What is “normal” anyways???
S.
It sounds like you do. I think we all as good parents (mothers) intuit everyday how we are “better able” to help our children, no matter who they are or if they have a disorder or not. I, too, would take the advice of teachers and therapists who understood autism and kind of “rework” it to fit into our actual lifestyle. I learned that no amount of therapy applied would actually work if we weren’t all happy. So thinking outside the box, sometimes, is always best. Trying new approaches and techniques is never wrong. And talking to a good therapist is always good.
And as for thinking back to negative things, I think we all do this–self torture–I don’t know why, but I think of it as something that all good mothers do once in a while–it means that we are trying our best.
I think my sister’s therapist (my sister has OCD and anxiety) once said: a good mother is one who tries no matter what they think of themselves — so no worries!!

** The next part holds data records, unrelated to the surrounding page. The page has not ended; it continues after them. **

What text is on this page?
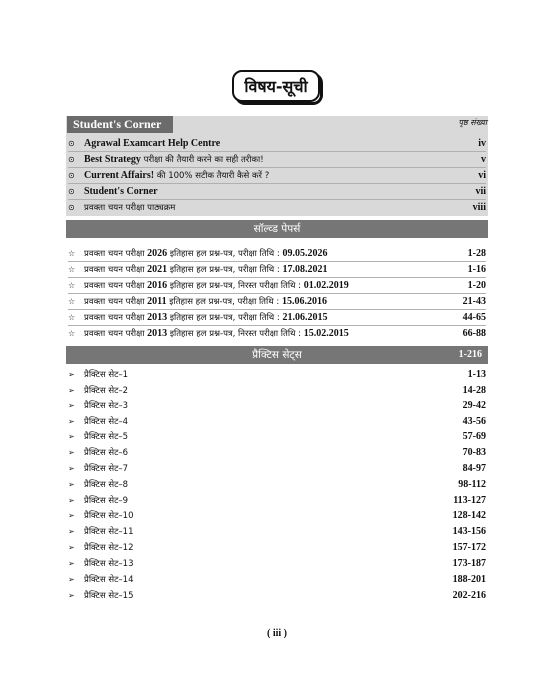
विषय-सूची
Student's Corner	पृष्ठ संख्या
⊙ Agrawal Examcart Help Centre	iv
⊙ Best Strategy परीक्षा की तैयारी करने का सही तरीका!	v
⊙ Current Affairs! की 100% सटीक तैयारी कैसे करें ?	vi
⊙ Student's Corner	vii
⊙	प्रवक्ता चयन परीक्षा पाठ्यक्रम	viii
सॉल्व्ड पेपर्स
☆	प्रवक्ता चयन परीक्षा 2026 इतिहास हल प्रश्न-पत्र, परीक्षा तिथि : 09.05.2026	1-28
☆	प्रवक्ता चयन परीक्षा 2021 इतिहास हल प्रश्न-पत्र, परीक्षा तिथि : 17.08.2021	1-16
☆	प्रवक्ता चयन परीक्षा 2016 इतिहास हल प्रश्न-पत्र, निरस्त परीक्षा तिथि : 01.02.2019	1-20
☆	प्रवक्ता चयन परीक्षा 2011 इतिहास हल प्रश्न-पत्र, परीक्षा तिथि : 15.06.2016	21-43
☆	प्रवक्ता चयन परीक्षा 2013 इतिहास हल प्रश्न-पत्र, परीक्षा तिथि : 21.06.2015	44-65
☆	प्रवक्ता चयन परीक्षा 2013 इतिहास हल प्रश्न-पत्र, निरस्त परीक्षा तिथि : 15.02.2015	66-88
प्रैक्टिस सेट्स	1-216
➢	प्रैक्टिस सेट–1	1-13
➢	प्रैक्टिस सेट–2	14-28
➢	प्रैक्टिस सेट–3	29-42
➢	प्रैक्टिस सेट–4	43-56
➢	प्रैक्टिस सेट–5	57-69
➢	प्रैक्टिस सेट–6	70-83
➢	प्रैक्टिस सेट–7	84-97
➢	प्रैक्टिस सेट–8	98-112
➢	प्रैक्टिस सेट–9	113-127
➢	प्रैक्टिस सेट–10	128-142
➢	प्रैक्टिस सेट–11	143-156
➢	प्रैक्टिस सेट–12	157-172
➢	प्रैक्टिस सेट–13	173-187
➢	प्रैक्टिस सेट–14	188-201
➢	प्रैक्टिस सेट–15	202-216
( iii )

I have always worked out my feelings by writing. Getting them outside my head, I guess.
We have always tried to accept Jarrett’s various obsessions as just a part of him. He wouldn’t be himself if he didn’t constantly focus on a certain cartoon or movie and discuss it nonstop. Then there is the drawing like a mad genius on the verge of something. Now at school the drawing is used as a reward, if he gets his work done he can draw. Some things just are an intergral part of you and as I told a teacher Jarrett had we just try things until we find what works for him. She was a stern older woman and seemed to want to be told do this and it works every time, which just isn’t how it works.
Your honesty and insights are very helpful for me as I too sometimes perseverate on issues and problems AND curing my son. My husband says that I have autism about autism. And I do. I’m a speech therapist, work in early intervention, and do the “work” at home with my son. He’s 6. And over the last year, I’m coming to accept that D is who he is and that’s okay. The pressure from society for us autism moms to “cure” our kids is just too much and the extremists (curebies and accept autism) can be so damaging.